Trop de performance, plus assez de travail

Les managers surinvestissent la mesure de la performance, les réunions,… autant d’activités sans réel rapport avec le travail au quotidien. En s’en éloignant, ils en ont peu à peu perdu la maîtrise pour finir par ne plus être capables de l’effectuer eux-mêmes. Ce n’est cependant pas là que ce situe le problème dans la mesure où leur travail consiste plus à faire faire qu’à faire eux-mêmes. Mais, y compris pour faire travailler les autres, il faut un minimum de maîtrise technique des tâches à exécuter, un minimum d’imprégnation du travail à faire. Et c’est là que le bât blesse !

Ce minimum, compte tenu de leur positionnement dans les organisations d’aujourd’hui, les managers sont dans bien des cas dans l’incapacité de l’assurer. Du coup, leur problème réside moins dans la capacité à obtenir des performances de la part de leurs collaborateurs (puis de les mesurer et d’en rendre compte), que de les faire travailler correctement, de faire bien faire et de bien faire faire les choses.

Pas assez de managers, non plus !

Des voix commencent à s’élever en ce sens, issues notamment du débat sur les RPS (Risques Psycho Sociaux). Pour Yves Clot, par exemple, il ne peut pas y avoir de stratégies de « bien-être » déconnectées du « bien-faire ». Mathieu Detchessahar va dans le même sens quand il déclare que le management n’est pas le problème, mais la solution. Mais un management qui fait une place au travail, pas seulement à la mesure de la performance !

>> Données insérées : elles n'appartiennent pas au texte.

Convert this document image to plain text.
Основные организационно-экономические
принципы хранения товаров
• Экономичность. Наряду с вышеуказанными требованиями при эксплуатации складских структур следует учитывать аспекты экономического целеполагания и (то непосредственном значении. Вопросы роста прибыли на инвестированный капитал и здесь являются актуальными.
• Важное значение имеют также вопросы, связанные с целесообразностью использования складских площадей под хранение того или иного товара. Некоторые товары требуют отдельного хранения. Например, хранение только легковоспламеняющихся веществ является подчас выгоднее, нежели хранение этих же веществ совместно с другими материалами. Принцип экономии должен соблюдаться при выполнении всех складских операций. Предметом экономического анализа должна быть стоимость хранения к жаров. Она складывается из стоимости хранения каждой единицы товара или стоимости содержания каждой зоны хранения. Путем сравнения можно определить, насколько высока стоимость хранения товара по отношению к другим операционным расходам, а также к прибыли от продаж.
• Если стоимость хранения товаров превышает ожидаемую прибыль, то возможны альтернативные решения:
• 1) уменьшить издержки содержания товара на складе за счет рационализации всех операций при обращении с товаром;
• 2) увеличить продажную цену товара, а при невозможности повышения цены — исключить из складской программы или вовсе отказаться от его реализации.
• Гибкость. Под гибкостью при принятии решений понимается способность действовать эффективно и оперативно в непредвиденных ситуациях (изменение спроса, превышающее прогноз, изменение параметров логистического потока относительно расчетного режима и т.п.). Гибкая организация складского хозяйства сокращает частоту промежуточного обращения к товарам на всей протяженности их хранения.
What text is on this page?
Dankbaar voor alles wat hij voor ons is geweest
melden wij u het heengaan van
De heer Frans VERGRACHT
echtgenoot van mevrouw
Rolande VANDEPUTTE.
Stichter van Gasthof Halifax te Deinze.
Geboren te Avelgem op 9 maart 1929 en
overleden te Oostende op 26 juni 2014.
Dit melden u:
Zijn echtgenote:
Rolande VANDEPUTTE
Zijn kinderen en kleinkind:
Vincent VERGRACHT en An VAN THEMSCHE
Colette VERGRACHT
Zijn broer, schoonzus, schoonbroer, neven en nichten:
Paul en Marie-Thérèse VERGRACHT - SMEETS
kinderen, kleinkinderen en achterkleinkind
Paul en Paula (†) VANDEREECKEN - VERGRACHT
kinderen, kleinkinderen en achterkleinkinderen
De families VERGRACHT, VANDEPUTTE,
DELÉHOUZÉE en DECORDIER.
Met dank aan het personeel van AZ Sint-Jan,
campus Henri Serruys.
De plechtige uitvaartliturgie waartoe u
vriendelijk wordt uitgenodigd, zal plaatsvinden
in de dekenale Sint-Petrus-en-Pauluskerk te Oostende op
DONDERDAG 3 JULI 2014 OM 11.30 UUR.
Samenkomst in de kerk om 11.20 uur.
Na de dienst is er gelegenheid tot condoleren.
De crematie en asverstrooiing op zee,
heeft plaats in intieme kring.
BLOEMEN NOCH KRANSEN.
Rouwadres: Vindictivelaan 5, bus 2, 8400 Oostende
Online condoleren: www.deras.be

« Le leader fait les bonnes choses, le manager fait bien les choses ». C’est la distinction que Warren Bennis proposait de faire il y a une vingtaine d’années en soulignant que les entreprises avaient trop de managers et pas assez de leaders. Il semble qu’aujourd’hui la tendance se soit largement inversée !

7 COMMENTS

  1. Je vous conseille d’en parler avec Olivier RIVIERE et l’équipe d’ATOEM, de ma part…

    Bonne journée, bon travail, bonne humeur…
    Sans oublier la performance, donc l’efficience, en visant l’excellence (JJ Machuret..).

    Et mpaintenant, bon week end !

  2. Visitant votre blog, je me suis arrêtée sur ce billet…Excellent et approuvée la dernière phrase clarifiant les leaders et les managers…. L’art de bien faire les choses n’est en effet plus d’actualité et les managers privilégient – raisons économiques et d’efficacité obligent – la quantité à la qualité. Aujourd’hui les études indiquent qu’un des syndrômes du stress est de ne plus avoir le sentiment de “bien faire” son travail…Interet est passé par là…et le web 2 a débarqué…remettre l’humain et son enrichissement au centre du rôle du manager cela va prendre du temps …

  3. @ bouchut : merci de votre commentaire et de vos encouragements. Oui, cela va prendre du temps, tout à fait d’accord. En revanche, je pense que, de ce point de vue là, Internet et, notamment le 2.0, présentent au moins autant d’opportunités que d’inconvénients.